Tuesday, August 4, 2009

Joining the Crackberry Legion

I broke down late last week and retired my Palm Treo 755P in favor of a Blackberry Tour, left. (I use Verizon.) It is an improvement over the long-in-the-tooth Palm, but for my purposes not really a huge improvement. A data plan is required with the Blackberry, of course, while it was not with the Palm. I did not have one before nor did I wish for one. Besides, the Tour is a 3G phone while the Palm was not. So the Palm was slow using the Internet during the very rare times I logged on.

I played with the touchscreen Blackberry Storm for some time in the store, but it seemed clunky to me, slow to respond to commands. The larger screen would have been nice (the Tour's is a little smaller than the Palm's) but the Tour seemed more usable.

I was much concerned about getting my data moved from the Palm to the Tour. The Verizon guy told me he could transfer my contacts using their SIM-card data transfer gizmo, but not the calendar, tasks or memos. However, according to the Blackberry web site, the desktop software included with the Tour had a "device switching" function that would transfer all of that, either from a Palm OS or a Windows Mobile OS (or, needless to say, from another Blackberry).

Blackberry lied. When got the phone I discovered that yes, there is such a selection on the Blackberry desktop menu, but there are two show stoppers.

First, it's in a foreign language (click image for larger view). I discovered that Blackberry's site has no number for tech support, referring you instead to your service provider. So I called Verizon, where the collective response from the several different persons I was bounced to was, "Huh?"

Second, a Google search of the problem (not translating, but the data transfer) did result in useful info that finally solved the problem. I learned that the device switcher won't work with Palm desktops newer than version 4.X while mine was v. 6.7. So, said the Blackberry forum I was reading, sync the Palm with the existing desktop, uninstall the desktop and install v. 4.X. Then re-sync the Palm device with the older version of the desktop, then run Blackberry's device switch.

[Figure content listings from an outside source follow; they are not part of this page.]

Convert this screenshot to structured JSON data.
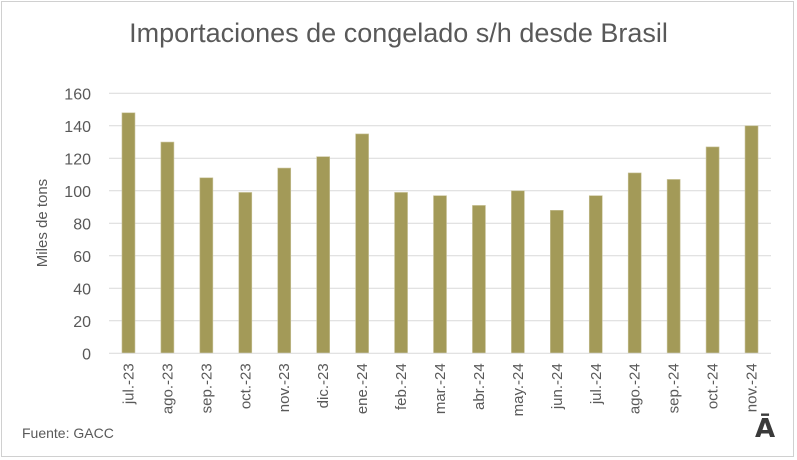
{
  "chart_data": {
    "type": "bar",
    "title": "Importaciones de congelado s/h desde Brasil",
    "xlabel": "",
    "ylabel": "Miles de tons",
    "ylim": [
      0,
      160
    ],
    "yticks": [
      0,
      20,
      40,
      60,
      80,
      100,
      120,
      140,
      160
    ],
    "grid": true,
    "categories": [
      "jul.-23",
      "ago.-23",
      "sep.-23",
      "oct.-23",
      "nov.-23",
      "dic.-23",
      "ene.-24",
      "feb.-24",
      "mar.-24",
      "abr.-24",
      "may.-24",
      "jun.-24",
      "jul.-24",
      "ago.-24",
      "sep.-24",
      "oct.-24",
      "nov.-24"
    ],
    "values": [
      148,
      130,
      108,
      99,
      114,
      121,
      135,
      99,
      97,
      91,
      100,
      88,
      97,
      111,
      107,
      127,
      140
    ],
    "bar_color": "#a39a58"
  },
  "footer": {
    "source": "Fuente: GACC",
    "logo_text": "Ā"
  }
}
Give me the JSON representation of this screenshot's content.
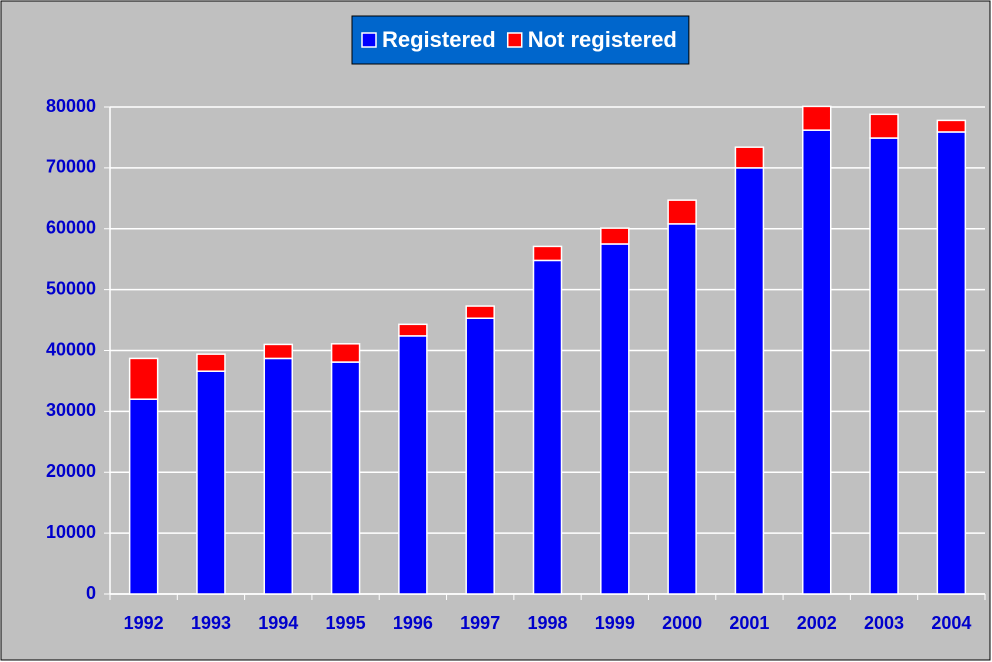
{
  "chart_data": {
    "type": "stacked-bar",
    "categories": [
      "1992",
      "1993",
      "1994",
      "1995",
      "1996",
      "1997",
      "1998",
      "1999",
      "2000",
      "2001",
      "2002",
      "2003",
      "2004"
    ],
    "series": [
      {
        "name": "Registered",
        "color": "#0000ff",
        "values": [
          32000,
          36600,
          38700,
          38100,
          42400,
          45300,
          54800,
          57500,
          60800,
          70000,
          76200,
          74900,
          75900
        ]
      },
      {
        "name": "Not registered",
        "color": "#ff0000",
        "values": [
          6700,
          2800,
          2300,
          3000,
          1900,
          2000,
          2300,
          2600,
          3900,
          3400,
          3900,
          3900,
          1900
        ]
      }
    ],
    "ylim": [
      0,
      80000
    ],
    "yticks": [
      0,
      10000,
      20000,
      30000,
      40000,
      50000,
      60000,
      70000,
      80000
    ],
    "grid": true,
    "legend": "top"
  }
}
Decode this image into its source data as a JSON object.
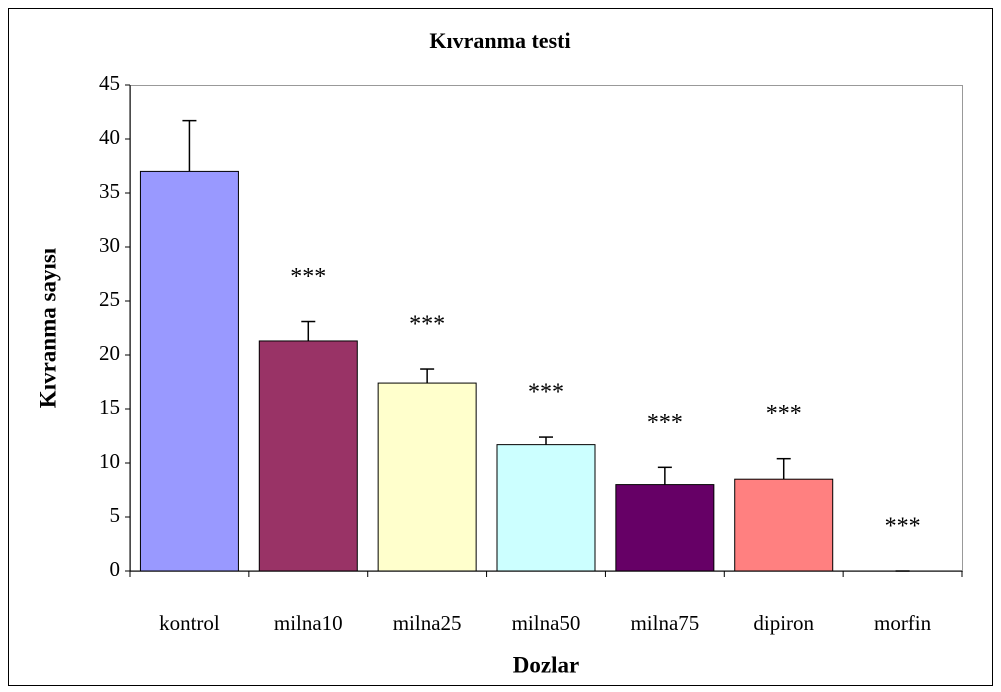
{
  "chart_data": {
    "type": "bar",
    "title": "Kıvranma testi",
    "x_label": "Dozlar",
    "y_label": "Kıvranma sayısı",
    "categories": [
      "kontrol",
      "milna10",
      "milna25",
      "milna50",
      "milna75",
      "dipiron",
      "morfin"
    ],
    "values": [
      37,
      21.3,
      17.4,
      11.7,
      8.0,
      8.5,
      0
    ],
    "errors": [
      4.7,
      1.8,
      1.3,
      0.7,
      1.6,
      1.9,
      0
    ],
    "annotations": [
      null,
      "***",
      "***",
      "***",
      "***",
      "***",
      "***"
    ],
    "colors": [
      "#9999ff",
      "#993366",
      "#ffffcc",
      "#ccffff",
      "#660066",
      "#ff8080",
      "#0066cc"
    ],
    "ylim": [
      0,
      45
    ],
    "yticks": [
      0,
      5,
      10,
      15,
      20,
      25,
      30,
      35,
      40,
      45
    ],
    "grid": false
  }
}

Well, not quite. The last step did not work since the Blackberry device switch function was still (of course) in Sanskrit or whatever and besides, it still wouldn't import when I guessed which buttons to click.

There was, however, salvation of the transfer. The Blackberry desktop's sync function will sync with Yahoo's calendar, contacts and tasks. And Yahoo will sync with Palm 4.X (though not with later versions). So I synced between the Palm desktop and Yahoo, then between the Tour and Yahoo. Voilá, my Tour had all my data.

Well, not quite. The Palm's contacts, calendar and tasks came through cleanly, but not the memos. It seems Yahoo has no memo function. It does have a notepad function, but the Tour has no equivalent and nothing on the Yahoo notepad will sync over to the Blackberry. I have a lot of memos on the Palm and so far have been stymied as to how to transfer them over.

The other concern was my password safe. On the Palm I used a free, and excellent, Palm program called YAPS (Yet Another Password Safe). This little jewel will export all its data into a Palm memo and will import from the same. You can copy and paste this memo from the Palm desktop into Windows notepad and with a little manual tweaking convert it into a CSV file.

Alas, this does you no good in importing it into Blackberry's Password Safe. It won't import a CSV or any other file. I had to enter all my password information manually into the Tour. I'm not complaining; I understand the imperative for security here, and limiting ways to access the data is a big part of that. 'Twas a pain, that's all.

The Tour is still too new to write a review. I haven't used it long enough. Overall it is certainly more capable than the Palm. The Palm is a touchscreen phone, although best touched with its included stylus rather than a finger, and the Tour uses the (in)famous Blackberry trackball centered at screen's bottom. This means I can operate the Tour one-handed (well, I have to) which does work better than one-handed operation of the Palm, which is possible but clunkier than on the Blackberry.

I considered selling my Palm on eBay but the 755P's listed there are not selling for much. So I am keeping it as a backup phone just in case. Since I can always re-sync it with Yahoo, should I require its use again I'll have all my data at hand.

What I really wanted, of course, was the Palm Pre, but it's available only on Sprint. Checking Sprint's coverage map for my area and my business-related travel areas showed that once you get off the interstate, you're pretty much out of Sprint's calling area. Verizon is supposed to get a Pre or a Palm device like it some time next year, so I'll take a look at it then.